本体枠組体20には、図1、図6に示すように、外周囲に本体カバー29が装着される。この本体カバー29には、炊飯のスタート、タイマー予約及び保温などの操作を行なう操作表示部30(図1A参照)が設けられている。この操作表示部30は、各種の操作キー類を配設した操作パネル30aと、この操作パネルによって設定される設定状態を表示する表示パネル30bとで構成されている。この操作パネル30aには、スタートキー、メニューキー、予約キー、保温キーなどが設けられている。また、本体カバー29の側壁面に吸気口29bが形成されて、この吸気口29bには複数個の小孔を設けたメッシュ板31が装着される。
(蓋体構造)
主に図9〜図13を参照して、蓋体の構造を説明する。
蓋体5は、図6〜図8に示すように、鍋3の開口3aを閉蓋する内蓋5Aと、この内蓋の上方に位置して本体容器2の開口部を閉蓋する上蓋5Bと、この上蓋の上方に所定の隙間をあけて覆う蓋カバー69とを有し、上蓋5Bなどが複数本のフレームで組立てられた蓋枠組体50に固定されている。
蓋枠組体50は、図9、図10に示すように、2本のフレームをセットにした2組の蓋枠体F1、F2を長さ方向の中間部で十字状に交差させた組立体で形成されている。すなわち、この蓋枠組体50は、2本のフレームを所定の間隔をあけて略平行に配設した平行フレームと、同じように2本のフレームを所定の間隔をあけて略平行に配設した平行フレームとを長さ方向の中間部で十字状に交差させた井桁状の組立体で形成されている。

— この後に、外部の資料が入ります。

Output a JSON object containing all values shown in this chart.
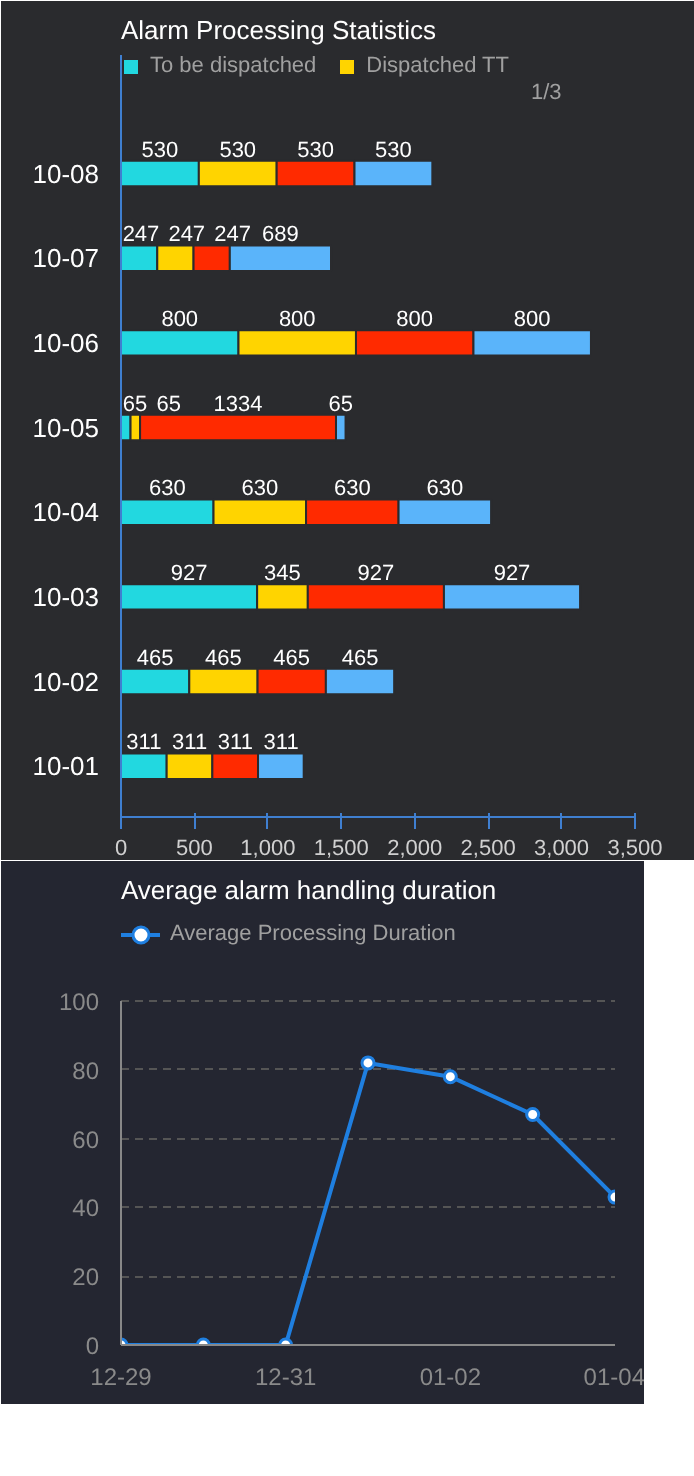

これらの蓋枠体F1、F2のうち、一方の蓋枠体F1は、蓋体5の直径と略同じ長さを有し、所定の間隔をあけて対向する一対の平行フレーム51で構成され、他方の蓋枠体F2も蓋体5の直径と略同じ長さを有し、所定の間隔をあけて対向する一対の平行フレーム52で構成されている。これらの蓋枠体F1、F2は、十字状に交差され、交差部に略正方形の枠組開口F12(図15参照)が形成されている。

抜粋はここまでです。